Shemá Israel es el nombre de una de las plegarias judías más antiguas y conocidas; incluso aparece en los evangelios de Marcos y Lucas y más tarde fue introducida en la liturgia cristiana. El Shemá aparece en el último libro de la Torá, el libro del Deuteronomio 6:4 “Escucha, Israel, el Señor, nuestro Dios, es solamente uno. Amarás al Señor, tu Dios, con todo el corazón, con toda el alma, con todas las fuerzas”.
Para los judíos este es el mandamiento más importante. El amor a Dios, que es uno. No es de poca importancia que el autor resalte que Dios es uno, pues en este texto Israel también está reafirmando su fe monoteísta en medio de los demás pueblos mesopotámicos politeístas.
Cuando los fariseos le preguntaron, capciosamente, a Jesús: “Maestro, ¿cuál es el precepto más importante de la ley?” Jesús responde como podía responder cualquier buen judío: “Amarás al Señor tu Dios de todo corazón, con toda el alma, con toda tu mente. Este es el precepto más importante…pero Jesús agrega una segunda parte a este mandamiento y es la que hace referencia al prójimo “pero el segundo es equivalente: Amarás al prójimo como a ti mismo”. (Mt. 22, 36-39). La novedad de Jesús es que hace del amor a Dios y el amor al prójimo algo “equivalente”, o sea, le confiere la misma importancia.
Pero es en el evangelio de Juan donde aparece la novedad radical de Jesús cuando dice a sus seguidores: “Les doy un mandamiento nuevo, que se amen unos a otros como yo los he amado: amaos así unos a otros.
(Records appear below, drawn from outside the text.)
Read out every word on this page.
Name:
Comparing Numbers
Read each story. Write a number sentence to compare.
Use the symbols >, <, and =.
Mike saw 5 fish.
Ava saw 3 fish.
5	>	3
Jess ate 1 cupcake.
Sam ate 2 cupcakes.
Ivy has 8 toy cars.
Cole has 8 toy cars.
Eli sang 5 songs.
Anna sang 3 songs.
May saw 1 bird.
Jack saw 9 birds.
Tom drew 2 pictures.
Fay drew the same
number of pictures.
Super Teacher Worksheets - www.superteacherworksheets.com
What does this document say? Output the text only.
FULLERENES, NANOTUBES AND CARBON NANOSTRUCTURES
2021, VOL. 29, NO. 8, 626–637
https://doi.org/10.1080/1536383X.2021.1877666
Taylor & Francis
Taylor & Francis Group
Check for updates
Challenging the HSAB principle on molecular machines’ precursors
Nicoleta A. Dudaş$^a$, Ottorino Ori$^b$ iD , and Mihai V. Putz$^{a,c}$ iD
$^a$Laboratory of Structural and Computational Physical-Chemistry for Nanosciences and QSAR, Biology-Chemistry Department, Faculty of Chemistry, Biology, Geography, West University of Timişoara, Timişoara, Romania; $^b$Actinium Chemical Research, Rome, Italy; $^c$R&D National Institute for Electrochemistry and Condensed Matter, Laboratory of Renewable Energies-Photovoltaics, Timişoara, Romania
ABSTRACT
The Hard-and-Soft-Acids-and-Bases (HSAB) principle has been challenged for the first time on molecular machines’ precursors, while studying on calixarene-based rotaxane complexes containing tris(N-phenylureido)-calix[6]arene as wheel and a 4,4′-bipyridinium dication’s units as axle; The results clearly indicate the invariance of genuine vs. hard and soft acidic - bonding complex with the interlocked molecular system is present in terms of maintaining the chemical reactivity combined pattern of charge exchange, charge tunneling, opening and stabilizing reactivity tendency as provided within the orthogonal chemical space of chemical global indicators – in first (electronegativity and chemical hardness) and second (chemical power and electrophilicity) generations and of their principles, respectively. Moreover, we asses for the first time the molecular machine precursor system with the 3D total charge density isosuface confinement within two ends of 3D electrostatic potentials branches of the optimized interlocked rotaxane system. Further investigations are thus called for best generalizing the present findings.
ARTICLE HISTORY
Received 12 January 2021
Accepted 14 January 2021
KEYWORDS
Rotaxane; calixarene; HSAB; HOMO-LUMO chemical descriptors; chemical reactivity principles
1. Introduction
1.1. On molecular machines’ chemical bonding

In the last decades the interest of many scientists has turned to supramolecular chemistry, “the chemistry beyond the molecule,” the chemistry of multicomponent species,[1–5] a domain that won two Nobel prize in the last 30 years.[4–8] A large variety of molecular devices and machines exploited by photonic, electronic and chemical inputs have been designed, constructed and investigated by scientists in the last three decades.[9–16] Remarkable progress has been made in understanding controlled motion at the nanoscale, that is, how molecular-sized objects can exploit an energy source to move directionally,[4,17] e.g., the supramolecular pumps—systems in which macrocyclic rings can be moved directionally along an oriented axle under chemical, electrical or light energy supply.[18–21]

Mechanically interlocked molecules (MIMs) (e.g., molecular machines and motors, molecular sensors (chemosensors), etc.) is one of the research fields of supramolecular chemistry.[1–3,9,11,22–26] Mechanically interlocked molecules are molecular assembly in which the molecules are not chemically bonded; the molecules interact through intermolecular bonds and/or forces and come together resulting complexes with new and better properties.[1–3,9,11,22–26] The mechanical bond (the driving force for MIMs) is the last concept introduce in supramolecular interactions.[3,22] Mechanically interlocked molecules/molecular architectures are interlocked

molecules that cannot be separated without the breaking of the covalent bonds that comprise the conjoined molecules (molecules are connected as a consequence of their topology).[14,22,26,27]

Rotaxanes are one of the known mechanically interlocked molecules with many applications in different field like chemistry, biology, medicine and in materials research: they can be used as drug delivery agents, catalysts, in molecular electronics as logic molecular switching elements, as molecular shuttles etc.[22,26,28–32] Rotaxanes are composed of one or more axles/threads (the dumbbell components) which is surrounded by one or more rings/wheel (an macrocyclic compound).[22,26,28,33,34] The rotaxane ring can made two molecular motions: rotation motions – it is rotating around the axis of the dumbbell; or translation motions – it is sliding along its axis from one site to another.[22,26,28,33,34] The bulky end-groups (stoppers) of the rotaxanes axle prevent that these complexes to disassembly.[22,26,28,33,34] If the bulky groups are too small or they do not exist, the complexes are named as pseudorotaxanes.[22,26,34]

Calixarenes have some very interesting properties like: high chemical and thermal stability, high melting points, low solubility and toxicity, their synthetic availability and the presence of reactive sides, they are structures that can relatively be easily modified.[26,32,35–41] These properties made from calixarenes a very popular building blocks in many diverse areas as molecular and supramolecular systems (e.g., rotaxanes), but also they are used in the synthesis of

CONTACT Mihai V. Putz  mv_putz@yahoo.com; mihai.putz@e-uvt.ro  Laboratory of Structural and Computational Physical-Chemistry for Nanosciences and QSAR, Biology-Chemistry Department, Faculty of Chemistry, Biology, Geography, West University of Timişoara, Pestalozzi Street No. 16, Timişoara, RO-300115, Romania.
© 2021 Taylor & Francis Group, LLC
En eso conocerán todos que son mis discípulos, en que se aman unos a otros”. (Juan 13, 34-35).
La novedad de este mandamiento no está en el amor, pues ya vimos que el amor al prójimo también aparece en el Antiguo Testamento. La novedad radica en el giro que hace Jesús poniendo el amor entre sus discípulos primero que el amor a Dios. El distintivo de los seguidores de Jesús es la calidad del amor entre ellos, no de cuanto amen a Dios. ¿Saben por qué? Pues porque como dice el apóstol Juan, el que no ama a su hermano, a quien ha visto, no puede amar a Dios a quien no ha visto.
A los cristianos mucho nos ha costado acoger la novedad del mandamiento de Jesús y nos hemos quedado en el Shemá judío. Es que amar a Dios es muy fácil, pero amar a nuestros semejantes con sus imperfecciones, eso sí que es un milagro.
Hay que dudar siempre del supuesto amor a Dios de esas personas que se llaman cristianas y aborrecen a sus semejantes. Las encuentras defendiendo la Biblia y siempre terminan sus intervenciones con un grandioso “Dios les bendiga”; pero mantienen un discurso de odio y rechazo al extranjero, especialmente al haitiano, al pobre, a los que aman de forma diferente, incluso a los que tienen otras creencias religiosas.
Es preferible no practicar la religión y amar al ser humano que, a la inversa, como ha puntualizado el jesuita José Antonio Estrada en su libro Razones y sinrazones de la creencia religiosa: “Hay que preferir al ateo comprometido con el ser humano antes que al hombre religioso insolidario con el prójimo”. Rechacemos la espiritualidad que deshumaniza y la teología que pasa de largo, como el sacerdote y el levita de la parábola del Buen Samaritano, ante el sufrimiento (Lc. 10: 25-37).
Termino con una hermosa frase de Victor Hugo en su obra Los miserables, que creo resume todo lo que he tratado de decir: “Amar a otra persona es ver el rostro de Dios”.